I’d also already had the privilege of doing a much worse job with Rascal—not catching onto to the fact that she was much sicker than I imagined and then, horrifically, having her die very suddenly after I’d sat on her and given her Gabapentin, a painkiller. I’d had to forced it into her, and then she staggered away from me, fell over three times, and gave up the ghost as I held her up, terrified, with Sadie talking to me on FaceTime. Baby falling over while eating earlier this week, after I had given her Gabapentin, without which she had stopped eating, was the last straw in making my decision. After that, I thought it was funny that I was afraid of what it would be like to put Baby down, considering the fact that I had already lived through the most violent version, of killing my own cat on accident.
When I first got them, I thought about these things all the time: which one would die first, who did I want it to be, would I be able to bear it. With Baby, she got very sick last week, and she was, really, on the mend, which I realized was the best time since she wasn’t, I hope, in pain or under stress. She didn’t know what was happening. And it was extremely calm, at home. She died laying on my chest, at twilight, surrounded by extremely gentle women. It was very scary to me, the dread, and feeling it all happening on my body—the euthanizer shaving her leg, putting the needles in, petting her as the drugs were slowly poured into her veins, her heart stopping, resting against mine. And afterwards, feeling this paradoxical euphoria, a rush of endorphins, in gratitude to my Baby for seeming so calm and peaceful and leaving us quickly, doing such a good job of supporting me through an extremely frightening moment, which I spent thinking about how much worse it will be when this will be a person, my mother, my father.

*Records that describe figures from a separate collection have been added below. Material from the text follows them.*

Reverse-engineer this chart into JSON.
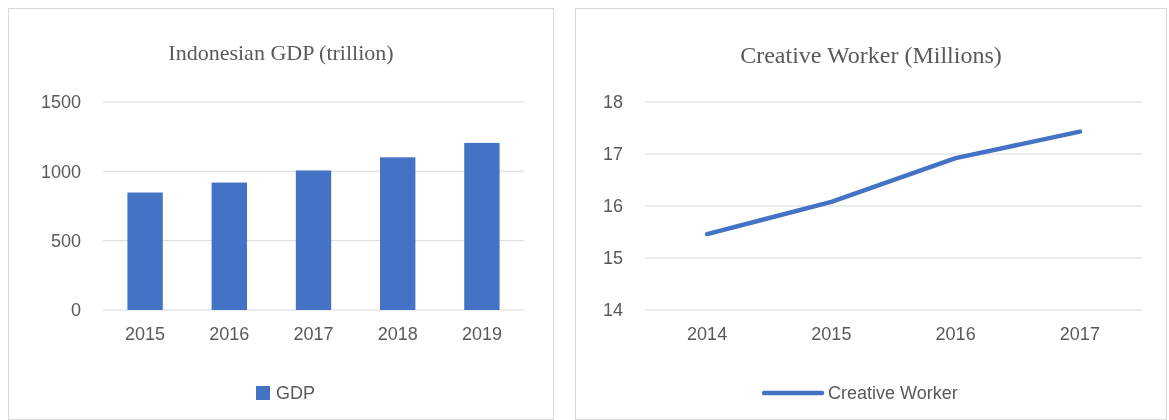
{
  "chart_data": [
    {
      "type": "bar",
      "title": "Indonesian GDP (trillion)",
      "categories": [
        "2015",
        "2016",
        "2017",
        "2018",
        "2019"
      ],
      "series": [
        {
          "name": "GDP",
          "color": "#4472c4",
          "values": [
            847,
            919,
            1006,
            1101,
            1205
          ]
        }
      ],
      "ylim": [
        0,
        1500
      ],
      "yticks": [
        0,
        500,
        1000,
        1500
      ],
      "grid": "y",
      "legend": "bottom"
    },
    {
      "type": "line",
      "title": "Creative Worker (Millions)",
      "categories": [
        "2014",
        "2015",
        "2016",
        "2017"
      ],
      "series": [
        {
          "name": "Creative Worker",
          "color": "#4472c4",
          "values": [
            15.46,
            16.08,
            16.92,
            17.43
          ]
        }
      ],
      "ylim": [
        14,
        18
      ],
      "yticks": [
        14,
        15,
        16,
        17,
        18
      ],
      "grid": "y",
      "legend": "bottom",
      "marker": "none",
      "line_style": "solid"
    }
  ]
}
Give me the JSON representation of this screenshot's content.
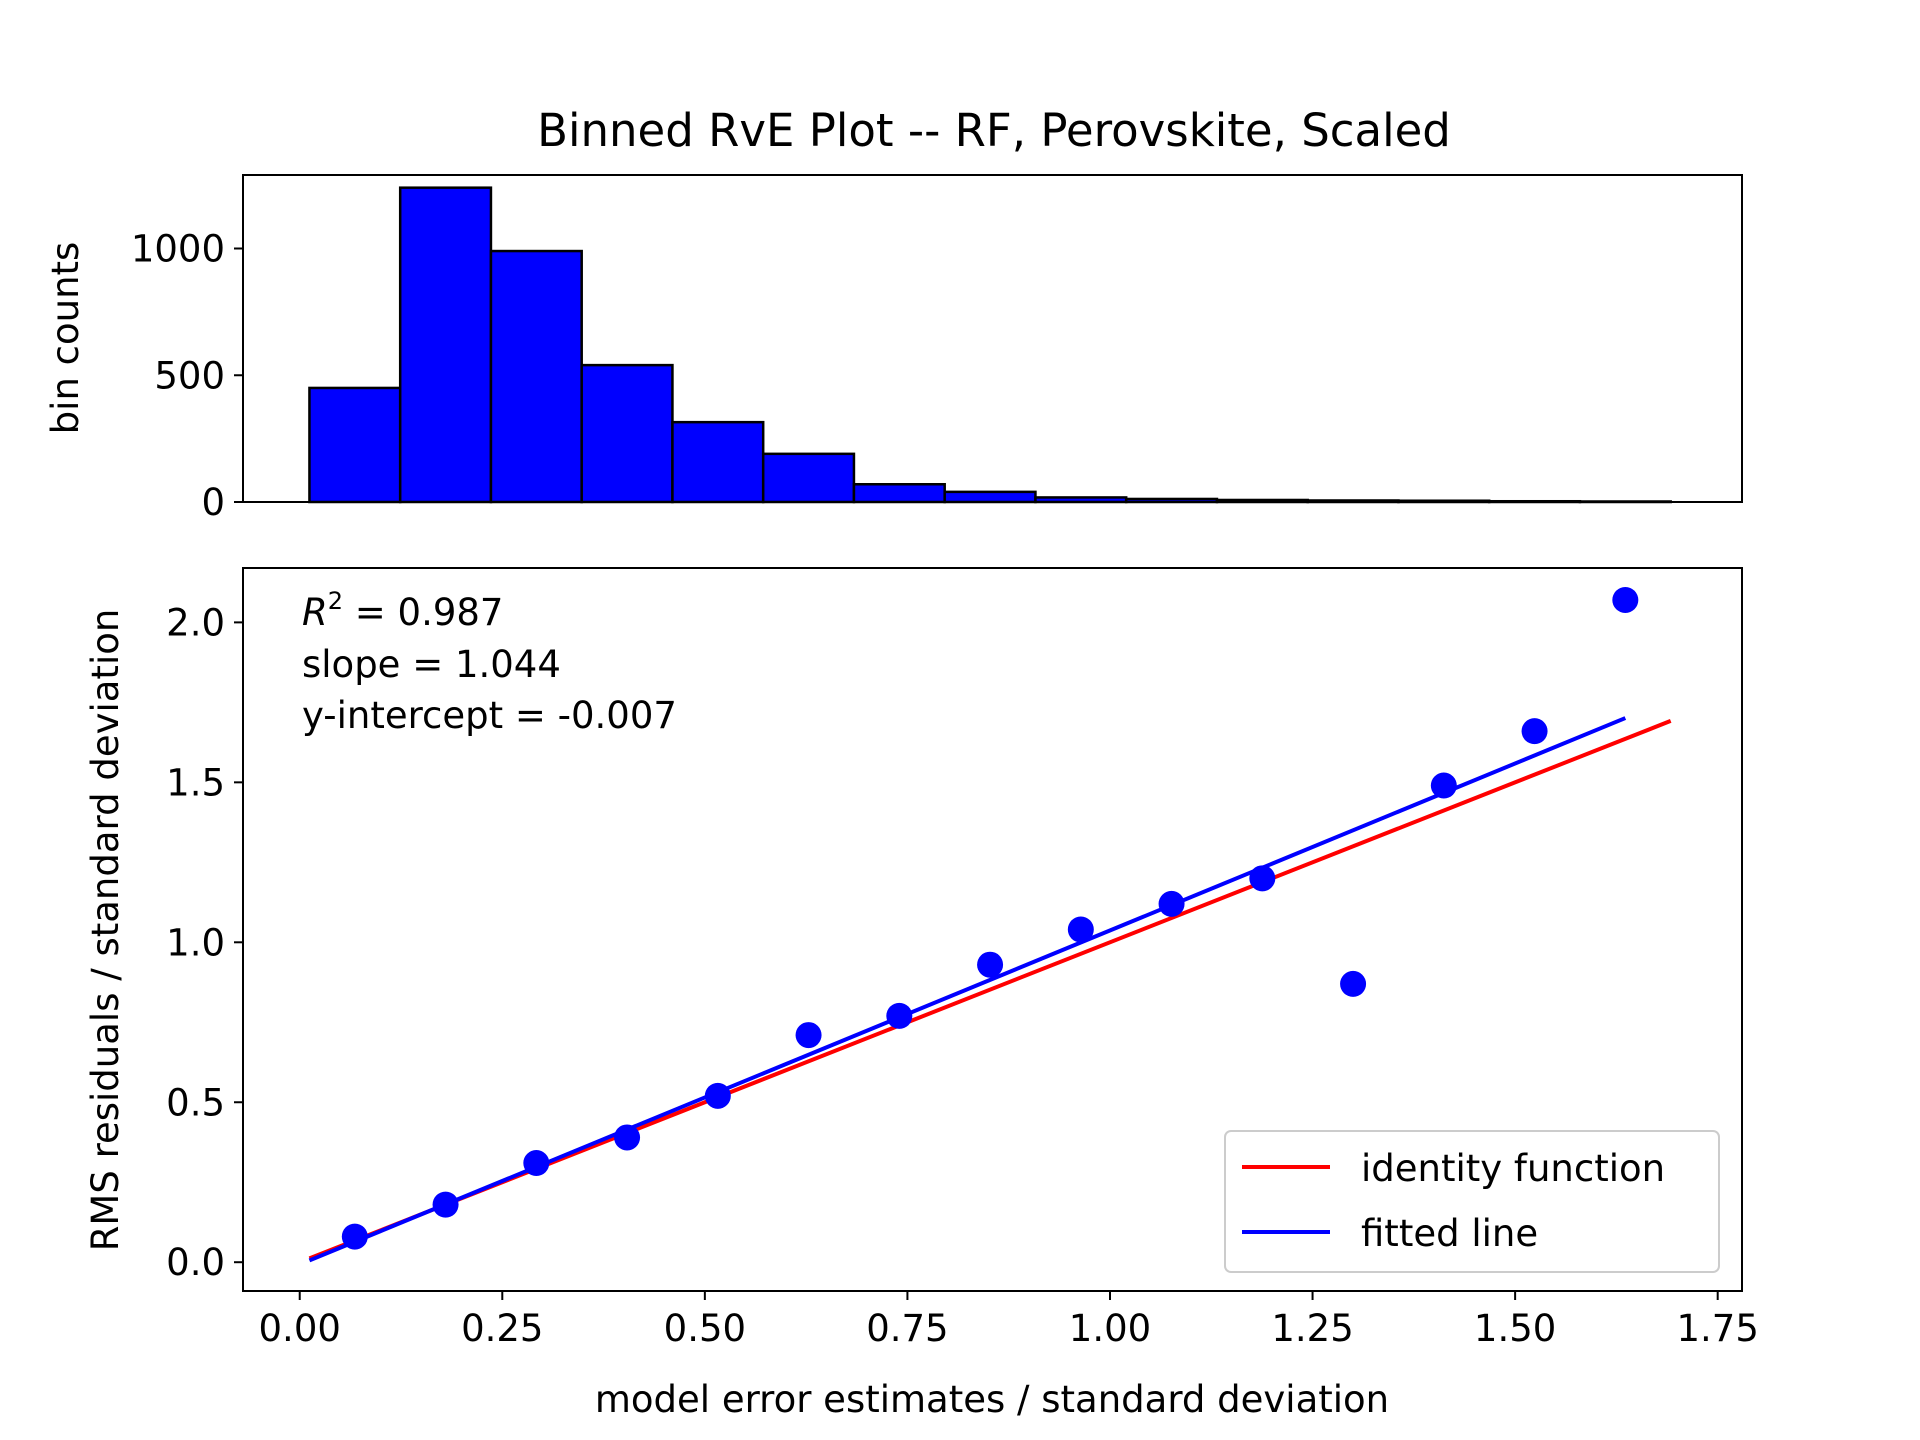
{
  "figure_title": "Binned RvE Plot -- RF, Perovskite, Scaled",
  "stats": {
    "r2_label": "R",
    "r2_superscript": "2",
    "r2_value": " = 0.987",
    "slope": "slope = 1.044",
    "intercept": "y-intercept = -0.007"
  },
  "chart_data": [
    {
      "type": "bar",
      "role": "histogram",
      "title": "Binned RvE Plot -- RF, Perovskite, Scaled",
      "xlabel": "",
      "ylabel": "bin counts",
      "bin_width": 0.112,
      "bin_lefts": [
        0.012,
        0.124,
        0.236,
        0.348,
        0.46,
        0.572,
        0.684,
        0.796,
        0.908,
        1.02,
        1.132,
        1.244,
        1.356,
        1.468,
        1.58
      ],
      "values": [
        450,
        1240,
        990,
        540,
        315,
        190,
        70,
        40,
        18,
        12,
        8,
        6,
        5,
        3,
        2
      ],
      "xlim": [
        -0.07,
        1.78
      ],
      "ylim": [
        0,
        1290
      ],
      "yticks": [
        0,
        500,
        1000
      ],
      "ytick_labels": [
        "0",
        "500",
        "1000"
      ],
      "bar_color": "#0000ff",
      "edge_color": "#000000"
    },
    {
      "type": "scatter",
      "xlabel": "model error estimates / standard deviation",
      "ylabel": "RMS residuals / standard deviation",
      "xlim": [
        -0.07,
        1.78
      ],
      "ylim": [
        -0.09,
        2.17
      ],
      "xticks": [
        0.0,
        0.25,
        0.5,
        0.75,
        1.0,
        1.25,
        1.5,
        1.75
      ],
      "xtick_labels": [
        "0.00",
        "0.25",
        "0.50",
        "0.75",
        "1.00",
        "1.25",
        "1.50",
        "1.75"
      ],
      "yticks": [
        0.0,
        0.5,
        1.0,
        1.5,
        2.0
      ],
      "ytick_labels": [
        "0.0",
        "0.5",
        "1.0",
        "1.5",
        "2.0"
      ],
      "points": {
        "x": [
          0.068,
          0.18,
          0.292,
          0.404,
          0.516,
          0.628,
          0.74,
          0.852,
          0.964,
          1.076,
          1.188,
          1.3,
          1.412,
          1.524,
          1.636
        ],
        "y": [
          0.08,
          0.18,
          0.31,
          0.39,
          0.52,
          0.71,
          0.77,
          0.93,
          1.04,
          1.12,
          1.2,
          0.87,
          1.49,
          1.66,
          2.07
        ],
        "color": "#0000ff"
      },
      "series": [
        {
          "name": "identity function",
          "kind": "line",
          "color": "#ff0000",
          "x": [
            0.012,
            1.692
          ],
          "y": [
            0.012,
            1.692
          ]
        },
        {
          "name": "fitted line",
          "kind": "line",
          "color": "#0000ff",
          "x": [
            0.012,
            1.636
          ],
          "y": [
            0.0055,
            1.7009
          ]
        }
      ],
      "legend": {
        "location": "lower-right",
        "entries": [
          "identity function",
          "fitted line"
        ]
      },
      "grid": false
    }
  ]
}
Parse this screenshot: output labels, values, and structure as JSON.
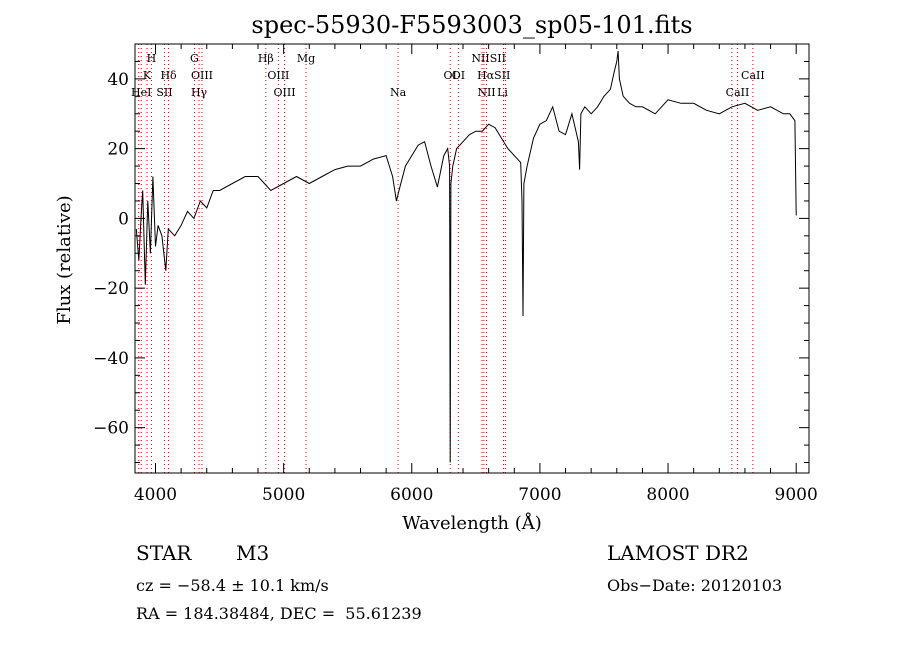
{
  "chart_data": {
    "type": "line",
    "title": "spec-55930-F5593003_sp05-101.fits",
    "xlabel": "Wavelength (Å)",
    "ylabel": "Flux (relative)",
    "xlim": [
      3840,
      9100
    ],
    "ylim": [
      -73,
      50
    ],
    "x_ticks": [
      4000,
      5000,
      6000,
      7000,
      8000,
      9000
    ],
    "y_ticks": [
      -60,
      -40,
      -20,
      0,
      20,
      40
    ],
    "grid": false,
    "series": [
      {
        "x": [
          3850,
          3870,
          3890,
          3900,
          3920,
          3940,
          3960,
          3980,
          4000,
          4020,
          4050,
          4080,
          4100,
          4150,
          4200,
          4250,
          4300,
          4350,
          4400,
          4450,
          4500,
          4600,
          4700,
          4800,
          4900,
          5000,
          5100,
          5200,
          5300,
          5400,
          5500,
          5600,
          5700,
          5800,
          5850,
          5880,
          5900,
          5950,
          6000,
          6050,
          6100,
          6150,
          6200,
          6250,
          6280,
          6295,
          6300,
          6305,
          6320,
          6350,
          6400,
          6450,
          6500,
          6550,
          6600,
          6650,
          6700,
          6750,
          6800,
          6850,
          6860,
          6868,
          6875,
          6900,
          6950,
          7000,
          7050,
          7100,
          7150,
          7200,
          7250,
          7300,
          7310,
          7320,
          7350,
          7400,
          7450,
          7500,
          7550,
          7580,
          7600,
          7610,
          7620,
          7650,
          7700,
          7750,
          7800,
          7900,
          8000,
          8100,
          8200,
          8300,
          8400,
          8500,
          8600,
          8700,
          8800,
          8900,
          8950,
          8990,
          9000,
          9005
        ],
        "y": [
          -3,
          -12,
          2,
          8,
          -19,
          5,
          -10,
          12,
          -8,
          -2,
          -5,
          -15,
          -3,
          -5,
          -2,
          2,
          0,
          5,
          3,
          8,
          8,
          10,
          12,
          12,
          8,
          10,
          12,
          10,
          12,
          14,
          15,
          15,
          17,
          18,
          12,
          5,
          8,
          15,
          18,
          21,
          22,
          15,
          9,
          18,
          20,
          15,
          -70,
          10,
          15,
          20,
          22,
          24,
          25,
          25,
          27,
          26,
          23,
          20,
          18,
          16,
          5,
          -28,
          10,
          15,
          23,
          27,
          28,
          32,
          25,
          24,
          30,
          22,
          14,
          30,
          32,
          30,
          32,
          35,
          37,
          42,
          45,
          48,
          40,
          35,
          33,
          32,
          32,
          30,
          34,
          33,
          33,
          31,
          30,
          32,
          33,
          31,
          32,
          30,
          30,
          28,
          1,
          1
        ]
      }
    ],
    "lines_top": [
      {
        "label": "H",
        "x": 3968
      },
      {
        "label": "G",
        "x": 4304
      },
      {
        "label": "Hβ",
        "x": 4861
      },
      {
        "label": "Mg",
        "x": 5175
      },
      {
        "label": "NIISII",
        "x": 6600
      }
    ],
    "lines_mid": [
      {
        "label": "K",
        "x": 3934
      },
      {
        "label": "Hδ",
        "x": 4102
      },
      {
        "label": "OIII",
        "x": 4363
      },
      {
        "label": "OIII",
        "x": 4959
      },
      {
        "label": "OI",
        "x": 6364
      },
      {
        "label": "OI",
        "x": 6300
      },
      {
        "label": "HαSII",
        "x": 6640
      },
      {
        "label": "CaII",
        "x": 8662
      }
    ],
    "lines_low": [
      {
        "label": "HeI",
        "x": 3889
      },
      {
        "label": "SII",
        "x": 4070
      },
      {
        "label": "Hγ",
        "x": 4340
      },
      {
        "label": "OIII",
        "x": 5007
      },
      {
        "label": "Na",
        "x": 5893
      },
      {
        "label": "NII",
        "x": 6583
      },
      {
        "label": "Li",
        "x": 6708
      },
      {
        "label": "CaII",
        "x": 8542
      }
    ],
    "dotted_lines": [
      3869,
      3889,
      3934,
      3968,
      4070,
      4102,
      4304,
      4340,
      4363,
      4861,
      4959,
      5007,
      5175,
      5893,
      6300,
      6364,
      6548,
      6563,
      6583,
      6716,
      6731,
      8498,
      8542,
      8662
    ]
  },
  "info": {
    "object_class": "STAR",
    "subclass": "M3",
    "survey": "LAMOST DR2",
    "cz": "cz = −58.4 ± 10.1 km/s",
    "obs_date": "Obs−Date: 20120103",
    "coords": "RA = 184.38484, DEC =  55.61239"
  },
  "colors": {
    "spectrum": "#000000",
    "line_marker": "#e00000",
    "axes": "#000000"
  }
}
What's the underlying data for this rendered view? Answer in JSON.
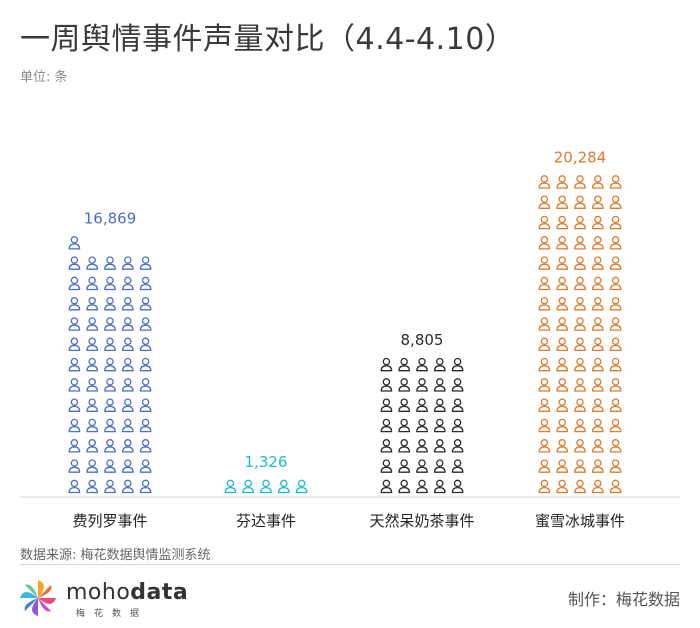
{
  "title": "一周舆情事件声量对比（4.4-4.10）",
  "unit_label": "单位: 条",
  "source": "数据来源: 梅花数据舆情监测系统",
  "credit": "制作：梅花数据",
  "logo": {
    "brand_prefix": "moho",
    "brand_suffix": "data",
    "subtitle": "梅花数据"
  },
  "chart_data": {
    "type": "bar",
    "categories": [
      "费列罗事件",
      "芬达事件",
      "天然呆奶茶事件",
      "蜜雪冰城事件"
    ],
    "values": [
      16869,
      1326,
      8805,
      20284
    ],
    "value_labels": [
      "16,869",
      "1,326",
      "8,805",
      "20,284"
    ],
    "colors": [
      "#4a6fc9",
      "#1cbccf",
      "#2b2b2b",
      "#e07a2e"
    ],
    "icon_counts": [
      61,
      5,
      35,
      80
    ],
    "icon_name": "person-icon",
    "icons_per_row": 5,
    "grid": false,
    "legend": "none"
  }
}
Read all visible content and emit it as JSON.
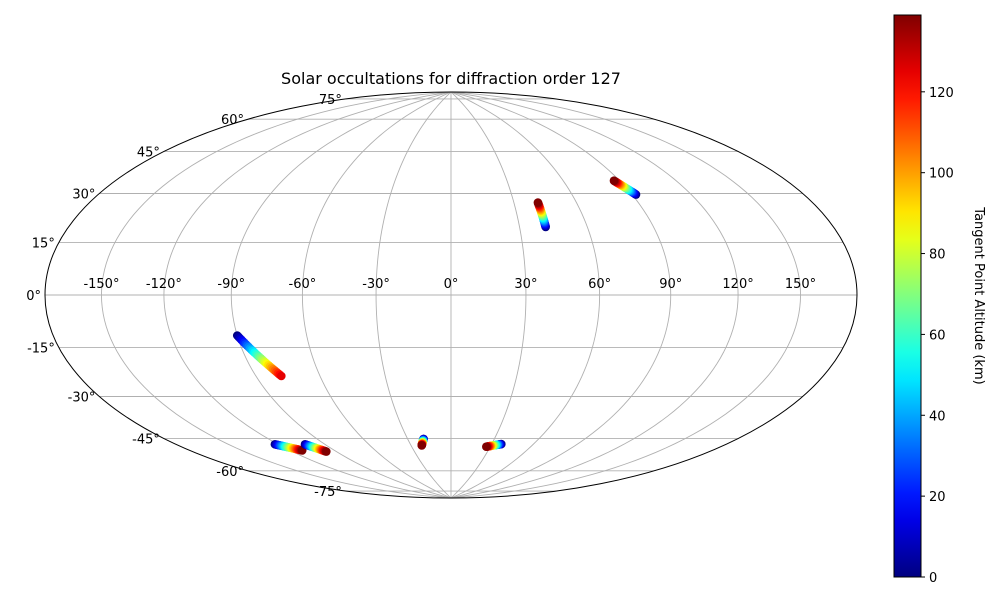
{
  "chart_data": {
    "type": "scatter",
    "projection": "hammer",
    "title": "Solar occultations for diffraction order 127",
    "x_tick_labels": [
      "-150°",
      "-120°",
      "-90°",
      "-60°",
      "-30°",
      "0°",
      "30°",
      "60°",
      "90°",
      "120°",
      "150°"
    ],
    "y_tick_labels": [
      "-75°",
      "-60°",
      "-45°",
      "-30°",
      "-15°",
      "0°",
      "15°",
      "30°",
      "45°",
      "60°",
      "75°"
    ],
    "grid": true,
    "colorbar": {
      "label": "Tangent Point Altitude (km)",
      "range": [
        0,
        139
      ],
      "ticks": [
        "0",
        "20",
        "40",
        "60",
        "80",
        "100",
        "120"
      ],
      "colormap": "jet"
    },
    "series": [
      {
        "lon_start": 41.5,
        "lat_start": 27.0,
        "lon_end": 41.5,
        "lat_end": 37.0,
        "alt_start": 0,
        "alt_end": 139
      },
      {
        "lon_start": 92.0,
        "lat_start": 38.0,
        "lon_end": 87.0,
        "lat_end": 44.0,
        "alt_start": 0,
        "alt_end": 139
      },
      {
        "lon_start": -90.0,
        "lat_start": -15.0,
        "lon_end": -78.0,
        "lat_end": -31.0,
        "alt_start": 0,
        "alt_end": 125
      },
      {
        "lon_start": -122.0,
        "lat_start": -56.0,
        "lon_end": -112.0,
        "lat_end": -60.0,
        "alt_start": 0,
        "alt_end": 139
      },
      {
        "lon_start": -103.0,
        "lat_start": -58.0,
        "lon_end": -97.0,
        "lat_end": -62.0,
        "alt_start": 0,
        "alt_end": 139
      },
      {
        "lon_start": -19.0,
        "lat_start": -60.0,
        "lon_end": -22.0,
        "lat_end": -63.0,
        "alt_start": 0,
        "alt_end": 139
      },
      {
        "lon_start": 37.0,
        "lat_start": -62.0,
        "lon_end": 27.0,
        "lat_end": -63.5,
        "alt_start": 0,
        "alt_end": 139
      }
    ]
  }
}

You cannot conflate the relationships between pets and other people, but it doesn’t mean that there aren’t things to learn from them. I find myself acting like Baby after Rascal died. I am okay, just a little bit down. When I circle the house, I keep looking at places she would be, seeing she isn’t. I am deeply aware that I am much more susceptible to the cold now. In bed, at night, where I felt most afraid I would miss her, I also can’t help noticing that I have more of myself to myself. RIP Baby.